In global companies, it always intrigues as to whether head office lets its local arms do things a little differently, or whether the rigid business and functional model must be adhered to. This is particularly so when it comes to getting the OK to run local innovations. So, can Jennings innovate?
“Absolutely,” confirms Jennings. “Innovation is where we get breakthroughs in our service and what we do with our people. For example, we deliver all over Australia, so we have packages going to maybe 1000 postcodes in remote outback areas that must be followed up. We developed our own system, Bushman, that tracks the packages. Now the corporation is looking at it and saying this is a great idea and considering Bushman’s application in other large countries.”
FedEx’s key challenges in the region include the opening of a new Asia Pacific hub in China at an investment of some $150 million. Perhaps less controllable is the global financial crisis, Jennings admits there has been some reduction in business as the slowdown in the economy hits, but he says they will just manage and work through those issues.
“From our global CEO and founder, Fred Smith, through to myself and my managers, we keep communicating with our employees about what’s happening and what we’re doing about it, so that they have confidence that we’re doing the right things, and stay motivated.”
Committed to ongoing leadership development, FedEx believes in transformational leadership, a preach that is practised constantly.
“The characteristics of leaders that we develop includes charisma: that is, communicating, being with people. Second is to have consideration for the individual: to get to know how they are as a person. The third consideration is intellectual stimulation: putting managers into situations that will challenge and allow development. Those are at the core of transformational leadership.”
Jennings is actually a certified Kundalini yoga teacher, an activity that he says has helped him greatly in the office.
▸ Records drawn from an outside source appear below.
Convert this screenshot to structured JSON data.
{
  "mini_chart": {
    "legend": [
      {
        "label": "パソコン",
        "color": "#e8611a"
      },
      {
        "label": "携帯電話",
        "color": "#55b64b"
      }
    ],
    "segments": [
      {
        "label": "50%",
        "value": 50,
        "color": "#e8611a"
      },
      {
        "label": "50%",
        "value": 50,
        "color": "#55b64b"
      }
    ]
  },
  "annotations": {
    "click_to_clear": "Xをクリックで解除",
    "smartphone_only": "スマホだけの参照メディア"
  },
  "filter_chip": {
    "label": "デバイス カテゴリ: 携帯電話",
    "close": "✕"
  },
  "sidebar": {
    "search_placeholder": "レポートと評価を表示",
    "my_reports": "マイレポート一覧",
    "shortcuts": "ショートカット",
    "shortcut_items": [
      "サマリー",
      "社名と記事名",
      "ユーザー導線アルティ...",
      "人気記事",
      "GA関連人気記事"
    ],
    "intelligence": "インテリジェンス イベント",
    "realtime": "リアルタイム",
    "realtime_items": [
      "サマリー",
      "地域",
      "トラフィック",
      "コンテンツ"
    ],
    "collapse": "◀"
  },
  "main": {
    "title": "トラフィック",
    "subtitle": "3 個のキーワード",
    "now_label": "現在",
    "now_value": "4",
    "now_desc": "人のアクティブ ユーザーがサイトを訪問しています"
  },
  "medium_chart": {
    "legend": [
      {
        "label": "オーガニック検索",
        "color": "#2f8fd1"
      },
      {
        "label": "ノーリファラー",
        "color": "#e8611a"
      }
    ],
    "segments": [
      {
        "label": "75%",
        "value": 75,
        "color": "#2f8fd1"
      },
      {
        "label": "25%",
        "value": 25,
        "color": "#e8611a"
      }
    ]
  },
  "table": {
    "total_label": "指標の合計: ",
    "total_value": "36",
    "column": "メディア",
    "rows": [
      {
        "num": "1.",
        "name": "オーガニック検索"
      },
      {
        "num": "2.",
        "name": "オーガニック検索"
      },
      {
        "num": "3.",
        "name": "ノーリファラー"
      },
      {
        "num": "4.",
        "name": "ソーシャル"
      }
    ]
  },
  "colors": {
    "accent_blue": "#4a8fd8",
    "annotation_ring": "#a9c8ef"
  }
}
“I encourage other people to have activities that create rest and meditation; just being able to reflect is tremendous. Otherwise, you start thinking that all of this is too serious.
“I tell my employees and my management team that our business is like a game. We have this scorecard, with all these metrics; we’re playing a game here. The game is scoring the next goal.
“That’s where the fun is. I just ask, ‘are you willing to step up to the game?’.”